For McCraw, her mom serves as a source of inspiration when things get tough.

“When I first started doing this, I really got a taste of what it’s like to work mom’s kind of hours,” McCraw said. “Because I’ve worked long hours coaching and teaching but nothing is like working long hours in a lab, especially by yourself. With other life things going on, my mom has been my biggest inspiration because she’s in here, no joke, 20 hours a day.”

“She would never admit it but I’m pretty sure she’s slept at the lab.
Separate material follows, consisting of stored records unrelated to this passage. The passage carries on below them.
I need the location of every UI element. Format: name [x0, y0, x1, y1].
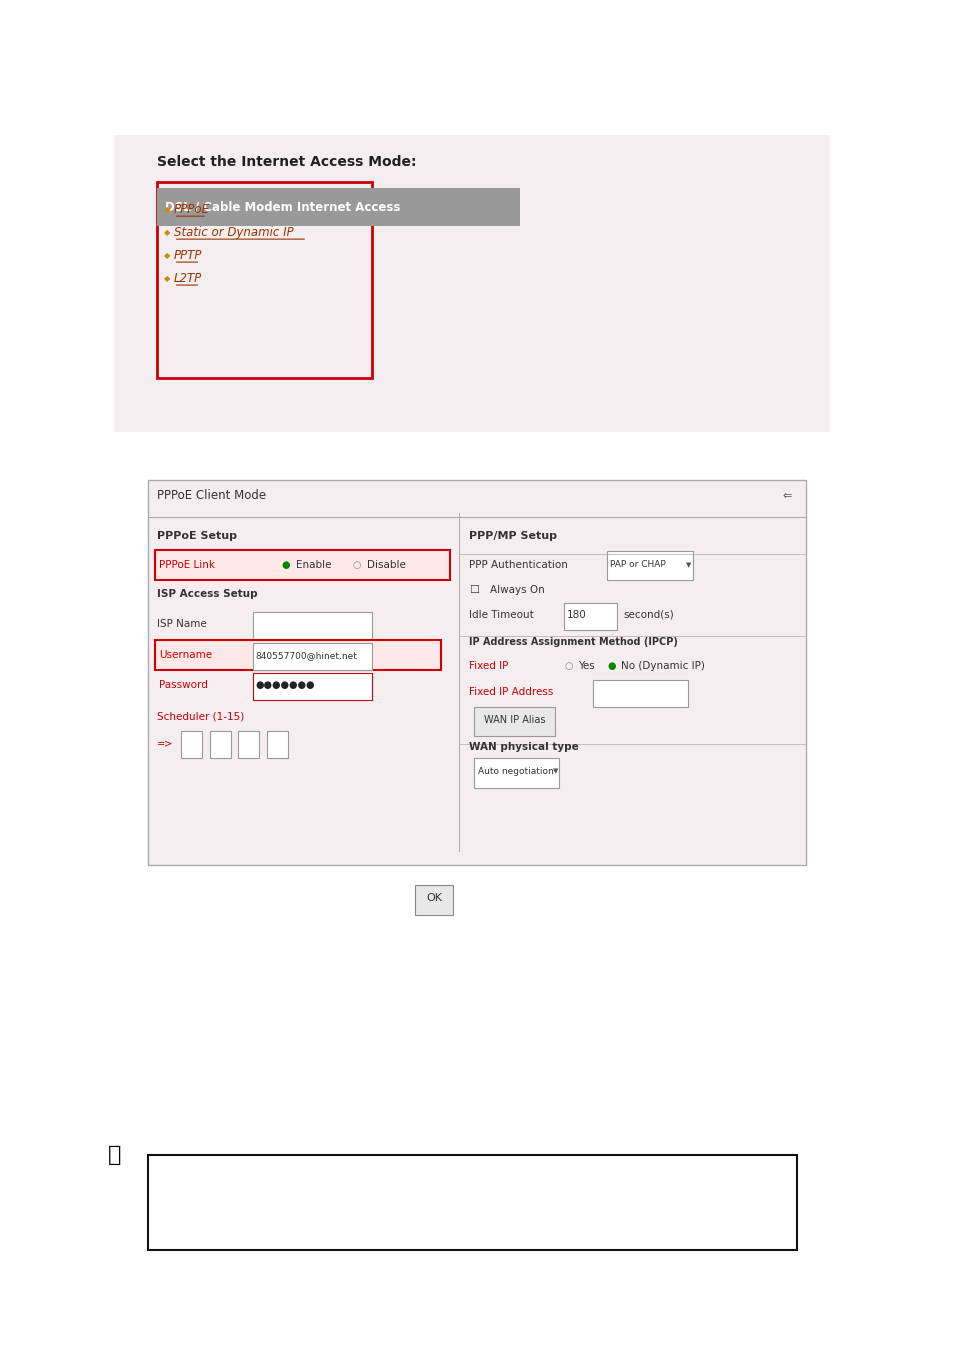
Text: IP Address Assignment Method (IPCP): IP Address Assignment Method (IPCP) — [468, 636, 677, 647]
Text: ●●●●●●●: ●●●●●●● — [255, 680, 314, 690]
Text: Always On: Always On — [489, 585, 544, 596]
Text: Username: Username — [159, 650, 213, 661]
Text: Password: Password — [159, 680, 208, 690]
Text: Fixed IP: Fixed IP — [468, 661, 508, 671]
FancyBboxPatch shape — [592, 680, 687, 707]
Text: Fixed IP Address: Fixed IP Address — [468, 686, 553, 697]
Text: ◆: ◆ — [164, 205, 171, 213]
Text: WAN physical type: WAN physical type — [468, 742, 578, 753]
Text: 840557700@hinet.net: 840557700@hinet.net — [255, 651, 357, 659]
FancyBboxPatch shape — [238, 731, 259, 758]
Text: ▼: ▼ — [552, 769, 558, 774]
Text: DSL / Cable Modem Internet Access: DSL / Cable Modem Internet Access — [165, 200, 400, 213]
FancyBboxPatch shape — [606, 551, 692, 580]
Text: ISP Name: ISP Name — [157, 619, 207, 630]
Text: ○: ○ — [563, 661, 572, 671]
Text: PPTP: PPTP — [173, 249, 202, 262]
Text: ⇐: ⇐ — [781, 490, 791, 501]
FancyBboxPatch shape — [114, 135, 829, 432]
Text: PPPoE Link: PPPoE Link — [159, 559, 215, 570]
Text: PPPoE: PPPoE — [173, 203, 210, 216]
Text: ISP Access Setup: ISP Access Setup — [157, 589, 257, 600]
FancyBboxPatch shape — [181, 731, 202, 758]
FancyBboxPatch shape — [415, 885, 453, 915]
Text: Select the Internet Access Mode:: Select the Internet Access Mode: — [157, 155, 416, 169]
Text: second(s): second(s) — [622, 609, 674, 620]
Text: PPPoE Client Mode: PPPoE Client Mode — [157, 489, 266, 503]
Text: WAN IP Alias: WAN IP Alias — [483, 715, 545, 725]
Text: ▼: ▼ — [685, 562, 691, 567]
Text: ●: ● — [606, 661, 615, 671]
Text: Yes: Yes — [578, 661, 595, 671]
FancyBboxPatch shape — [473, 758, 558, 788]
Text: ◆: ◆ — [164, 228, 171, 236]
Text: Static or Dynamic IP: Static or Dynamic IP — [173, 226, 294, 239]
Text: ●: ● — [281, 559, 290, 570]
FancyBboxPatch shape — [148, 480, 805, 865]
Text: =>: => — [157, 738, 173, 748]
FancyBboxPatch shape — [473, 707, 554, 736]
FancyBboxPatch shape — [253, 673, 372, 700]
Text: Idle Timeout: Idle Timeout — [468, 609, 533, 620]
Text: 💡: 💡 — [108, 1146, 121, 1165]
Text: PPP Authentication: PPP Authentication — [468, 559, 567, 570]
Text: ◆: ◆ — [164, 251, 171, 259]
Text: Scheduler (1-15): Scheduler (1-15) — [157, 711, 244, 721]
FancyBboxPatch shape — [148, 1155, 796, 1250]
FancyBboxPatch shape — [563, 603, 616, 630]
Text: PPP/MP Setup: PPP/MP Setup — [468, 531, 557, 542]
Text: Enable: Enable — [295, 559, 331, 570]
FancyBboxPatch shape — [253, 612, 372, 639]
Text: PAP or CHAP: PAP or CHAP — [609, 561, 665, 569]
FancyBboxPatch shape — [157, 182, 372, 378]
FancyBboxPatch shape — [210, 731, 231, 758]
Text: Auto negotiation: Auto negotiation — [477, 767, 554, 775]
FancyBboxPatch shape — [267, 731, 288, 758]
Text: 180: 180 — [566, 609, 586, 620]
Text: L2TP: L2TP — [173, 272, 202, 285]
Text: Disable: Disable — [367, 559, 406, 570]
Text: ○: ○ — [353, 559, 361, 570]
Text: OK: OK — [426, 893, 441, 904]
FancyBboxPatch shape — [157, 188, 519, 226]
Text: No (Dynamic IP): No (Dynamic IP) — [620, 661, 704, 671]
Text: PPPoE Setup: PPPoE Setup — [157, 531, 237, 542]
Text: ◆: ◆ — [164, 274, 171, 282]
FancyBboxPatch shape — [253, 643, 372, 670]
Text: ☐: ☐ — [468, 585, 478, 596]
FancyBboxPatch shape — [154, 550, 450, 580]
FancyBboxPatch shape — [154, 640, 440, 670]
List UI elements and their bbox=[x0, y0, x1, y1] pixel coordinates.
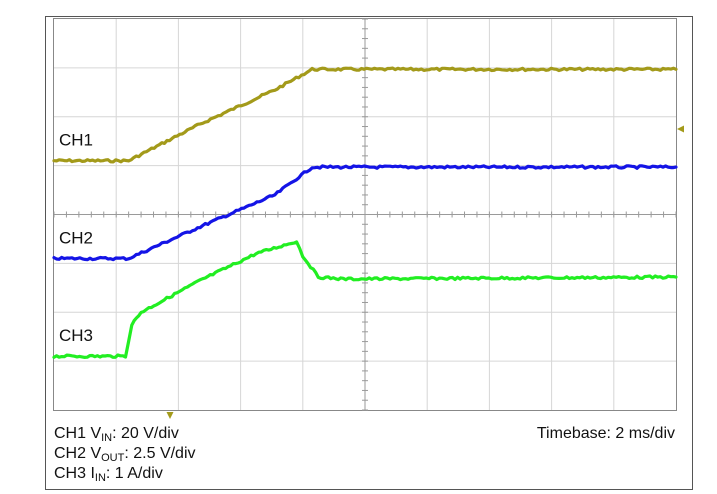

So, when I’m here and I want to go home and go to sleep only to have to be back here three or four hours later, she’s what helped keep me going.”

The long hours, combined with the undivided attention required to perform their work, it’s easy to accidentally sneak up and scare people. Just ask Potts.

“When someone is alone here in the lab with all the machines cranking, it’s very hard to just not scare that person to death because they’ve been by themselves for four hours, doing stuff, and you’re busy and somebody walks in and goes, ‘Hey!’ It’s easy to scare them,” Potts said.

“I’ve learned to pay attention to when he might be coming in,” Parker said laughing.

McCraw concluded, “Even when I look at my watch to see when he’s coming in, I’m on the machine and lose track of time and hear his voice, it still gets me even when I know he’s coming in.”

No matter the hours, the danger or being scared half to death, they all know the importance in their work and the difference they’re making.

“I know we’ve already made a difference,” Parker said.

“When I call a nursing home and give them a negative result, it’s a pretty amazing feeling,” Potts added. “There are so many people, when you stick the swab into their back of their skull, that are expecting the worse. So, hearing that relief in their voice makes it special.”

For Parker and McCraw, getting to spend time together and grow their bond is another plus.

“With all the craziness, I will forever be grateful for the time she’s been here with me,” Parker added.

McCraw added, “We’re good at staying busy so this has been a great way for us to be busy together. And, we’re actually doing what we love together.”